Revendications du Maroc sur ceuta : une tension persistante malgré les crises migratoires

Les revendications du Maroc sur Ceuta et Melilla : un sujet toujours brûlant

Un ancien ambassadeur espagnol alerte sur la persistance des tensions territoriales entre Rabat et Madrid

Politique
Manifestation symbolique de revendications territoriales

Les tensions autour des enclaves espagnoles de Ceuta et Melilla en Afrique du Nord occupent une place centrale dans les relations entre le Maroc et l’Espagne, comme en témoigne la récente crise migratoire qui a frappé Ceuta fin juillet. Avec plus de 72 000 migrants débarqués en quelques jours, cette situation a mis en lumière un différend territorial de longue haleine que le Maroc n’a jamais abandonné.

D’après les déclarations de Jorge Dezcallar, ancien ambassadeur espagnol au Maroc et ancien chef du service de renseignement espagnol (CNI), Rabat continue de brandir ses revendications sur Ceuta et Melilla. Selon lui, ces tensions non résolues ont joué un rôle dans l’afflux massif de migrants vers Ceuta, que le Maroc aurait en partie laissé se produire.

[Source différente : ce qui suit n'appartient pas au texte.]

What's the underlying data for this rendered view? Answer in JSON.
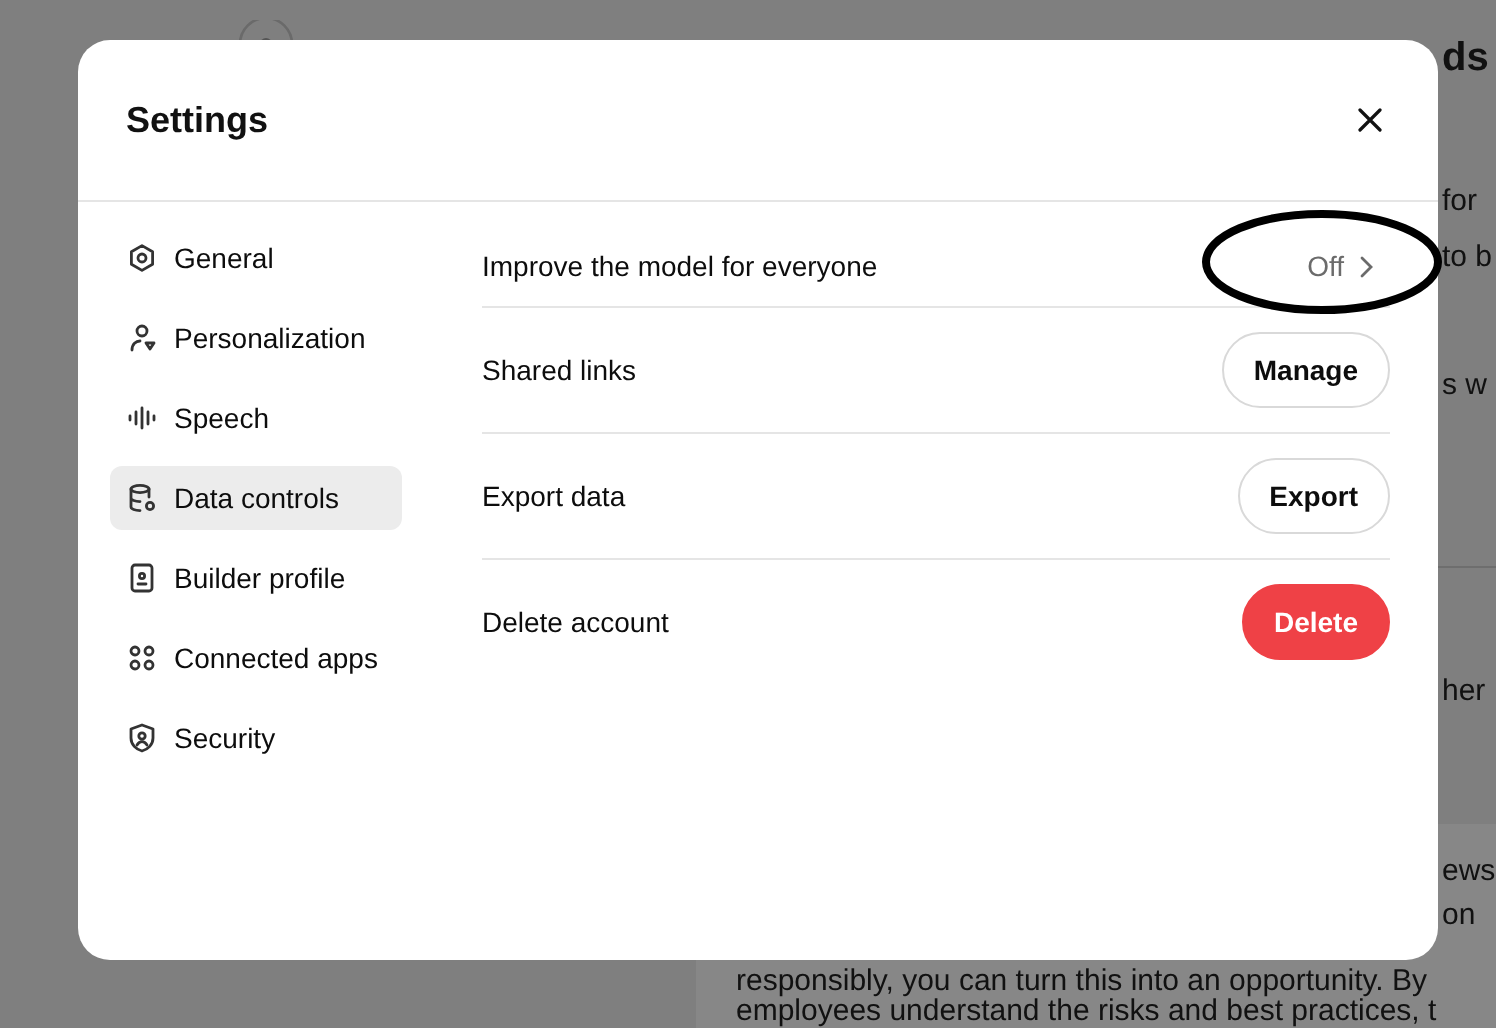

« Le Maroc teste les réactions dans un contexte où il perçoit une certaine fragilité politique à Madrid », confie Dezcallar. Le gouvernement espagnol, dirigé par Pedro Sánchez, traverse en effet une période délicate marquée par des scandales de corruption impliquant des membres de l’exécutif et des proches du pouvoir. Ses positions ouvertes sur l’immigration et ses critiques envers les États-Unis ont également creusé des divergences au sein de l’Union européenne.

« La relation entre l’Espagne et le Maroc est marquée par des hauts et des bas, souvent plus guidée par les émotions que par la rationalité », explique l’ancien diplomate, qui a exercé ses fonctions à Rabat entre 1997 et 2001. Pourtant, malgré ces tensions, les deux pays restent étroitement liés par des échanges commerciaux florissants et une coopération indispensable sur les enjeux migratoires, la lutte antiterroriste et la stabilité régionale.

Les déclarations officielles de Rabat et Madrid

Du côté marocain, les appels à la souveraineté sur Ceuta et Melilla se multiplient. Le ministre de la Justice, Abdellatif Ouahbi, a réaffirmé mardi que ces territoires, bien que sous souveraineté espagnole depuis des siècles, faisaient partie intégrante des revendications marocaines. « Chaque fois que nous rencontrons nos homologues espagnols, cette question est abordée », a-t-il déclaré à la presse internationale.

Pour Madrid, la réponse est sans ambiguïté. Margarita Robles, ministre espagnole de la Défense, a réitéré avec fermeté : « Ceuta et Melilla sont espagnoles, et elles le resteront. » Cette position a été réaffirmée lors d’une visite officielle à Ceuta, une première pour un ministre des Affaires étrangères depuis le début de la démocratie espagnole. Une démarche perçue comme un geste d’apaisement envers Rabat.

Crises migratoires et stratégies de pression

Le déclencheur immédiat de la dernière crise migratoire à Ceuta ne serait pas directement lié aux revendications territoriales, mais à l’arrêt d’une cour espagnole interdisant les expulsions immédiates de migrants arrivés par voie maritime. Selon Dezcallar, « une forme de complaisance ou de négligence des autorités marocaines » aurait permis cet afflux exceptionnel.

L’ancien ambassadeur met en garde : l’Espagne ne dispose pas des moyens suffisants pour endiguer ces flux, qui se répètent avec une régularité inquiétante. Il rappelle notamment l’épisode de 2021, lorsque l’hospitalisation en Espagne de Brahim Ghali, leader du Front Polisario, avait provoqué une réaction immédiate de Rabat. En représailles, près de 10 000 migrants avaient été acheminés vers Ceuta, que Margarita Robles avait qualifié de « chantage politique ».

« Une erreur peut être pardonnée, mais pas deux », souligne Dezcallar, évoquant les mises en garde répétées des autorités locales de Ceuta concernant l’augmentation des arrivées irrégulières dans les jours précédant la crise. Les services de renseignement espagnols ont même alerté sur un risque de nouvel afflux massif le 15 août, alimenté par des appels aux réseaux sociaux.

« Quiconque croit que le Maroc abandonnera ses revendications sur Ceuta et Melilla se trompe lourdement », conclut l’ancien ambassadeur, soulignant l’intransigeance de Rabat sur ce dossier.